Chapter 4, Problem 4.1P

To determine

The internal normal force, shear force and bending moment at C and D.

Answer to Problem 4.1P

$\begin{array}{l}{\text{Internal normal force at C, N}}_{\text{C}}=0\\ {\text{Shear force at C, V}}_{\text{C}}=-2.5\text{ kN}\\ {\text{Bending moment at C, M}}_{\text{C}}=-35\text{ kNm}\\ {\text{Internal normal force at D, N}}_{\text{D}}=0\\ {\text{Shear force at D, V}}_{\text{D}}=-20\text{ kN}\\ {\text{Bending moment at D, M}}_{\text{D}}=-40\text{ kNm}\end{array}$

Explanation of Solution

Given Information:

Point D is located just right to the concentrated load.

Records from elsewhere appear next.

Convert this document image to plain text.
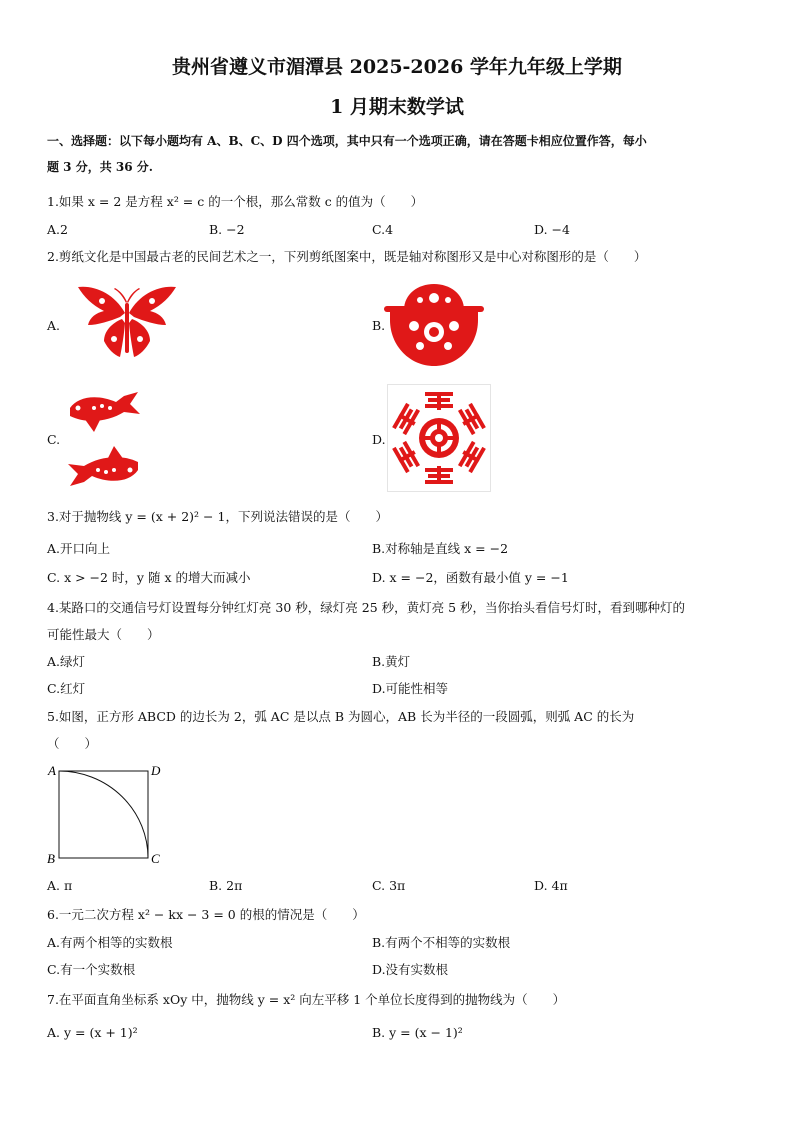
贵州省遵义市湄潭县 2025-2026 学年九年级上学期
1 月期末数学试
一、选择题：以下每小题均有 A、B、C、D 四个选项，其中只有一个选项正确，请在答题卡相应位置作答，每小
题 3 分，共 36 分.
1.如果 x = 2 是方程 x² = c 的一个根，那么常数 c 的值为（　　）
A.2	B. −2	C.4	D. −4
2.剪纸文化是中国最古老的民间艺术之一，下列剪纸图案中，既是轴对称图形又是中心对称图形的是（　　）
A.	B.
C.	D.
3.对于抛物线 y = (x + 2)² − 1，下列说法错误的是（　　）
A.开口向上	B.对称轴是直线 x = −2
C. x > −2 时，y 随 x 的增大而减小	D. x = −2，函数有最小值 y = −1
4.某路口的交通信号灯设置每分钟红灯亮 30 秒，绿灯亮 25 秒，黄灯亮 5 秒，当你抬头看信号灯时，看到哪种灯的
可能性最大（　　）
A.绿灯	B.黄灯
C.红灯	D.可能性相等
5.如图，正方形 ABCD 的边长为 2，弧 AC 是以点 B 为圆心，AB 长为半径的一段圆弧，则弧 AC 的长为
（　　）
A	D
B	C
A. π	B. 2π	C. 3π	D. 4π
6.一元二次方程 x² − kx − 3 = 0 的根的情况是（　　）
A.有两个相等的实数根	B.有两个不相等的实数根
C.有一个实数根	D.没有实数根
7.在平面直角坐标系 xOy 中，抛物线 y = x² 向左平移 1 个单位长度得到的抛物线为（　　）
A. y = (x + 1)²	B. y = (x − 1)²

Support B is a pin and A is a roller.

Method of sections is used to find the values.

Calculation:

Initially the reactions at supports are to be found.

Moment about A

$\begin{array}{l}{\displaystyle \sum {\text{M}}_{\text{A}}}=0\\ (30\times 1)+(15\times 4)+30-({\text{R}}_{\text{B}}\times 6)=0\\ {\text{R}}_{\text{B}}=20\text{ kN}\\ {\text{R}}_{\text{A}}+{\text{R}}_{\text{B}}=30+15+(\frac{30}{4})\\ {\text{R}}_{\text{A}}=32.5\text{ kN}\end{array}$

Internal Normal Force, Shear force and Bending moment at C:

By using method of section in the section AC

$\begin{array}{l}{\displaystyle \sum {\text{F}}_{\text{x}}}=0\\ {\text{N}}_{\text{C}}=0\\ {\displaystyle \sum {\text{F}}_{\text{y}}}=0\\ {\text{R}}_{\text{A}}+{\text{V}}_{\text{C}}=15\times 2\\ {\text{V}}_{\text{C}}=-2.5\text{ kN}\\ {\displaystyle \sum {\text{M}}_{\text{A}}}=0\\ (30\times 1)-(-2.5\times 2)+{\text{M}}_{\text{C}}=0\\ {\text{M}}_{\text{C}}=-35\text{ kNm}\end{array}$

Internal Normal Force, Shear force and Bending moment at D:

By using method of section in the section DB

$\begin{array}{l}{\displaystyle \sum {\text{F}}_{\text{x}}}=0\\ {\text{N}}_{\text{D}}={\text{H}}_{\text{B}}=0\\ {\displaystyle \sum {\text{F}}_{\text{y}}}=0\\ {\text{R}}_{\text{B}}+{\text{V}}_{\text{D}}=0\\ {\text{V}}_{\text{D}}=-20\text{ kN}\\ {\displaystyle \sum {\text{M}}_{\text{B}}}=0\\ -(-20\times 2)+{\text{M}}_{\text{D}}=0\\ {\text{M}}_{\text{D}}=-40\text{ kNm}\end{array}$

Conclusion:

Therefore,

$\begin{array}{l}{\text{Internal normal force at C, N}}_{\text{C}}=0\\ {\text{Shear force at C, V}}_{\text{C}}=-2.5\text{ kN}\\ {\text{Bending moment at C, M}}_{\text{C}}=-35\text{ kNm}\\ {\text{Internal normal force at D, N}}_{\text{D}}=0\\ {\text{Shear force at D, V}}_{\text{D}}=-20\text{ kN}\\ {\text{Bending moment at D, M}}_{\text{D}}=-40\text{ kNm}\end{array}$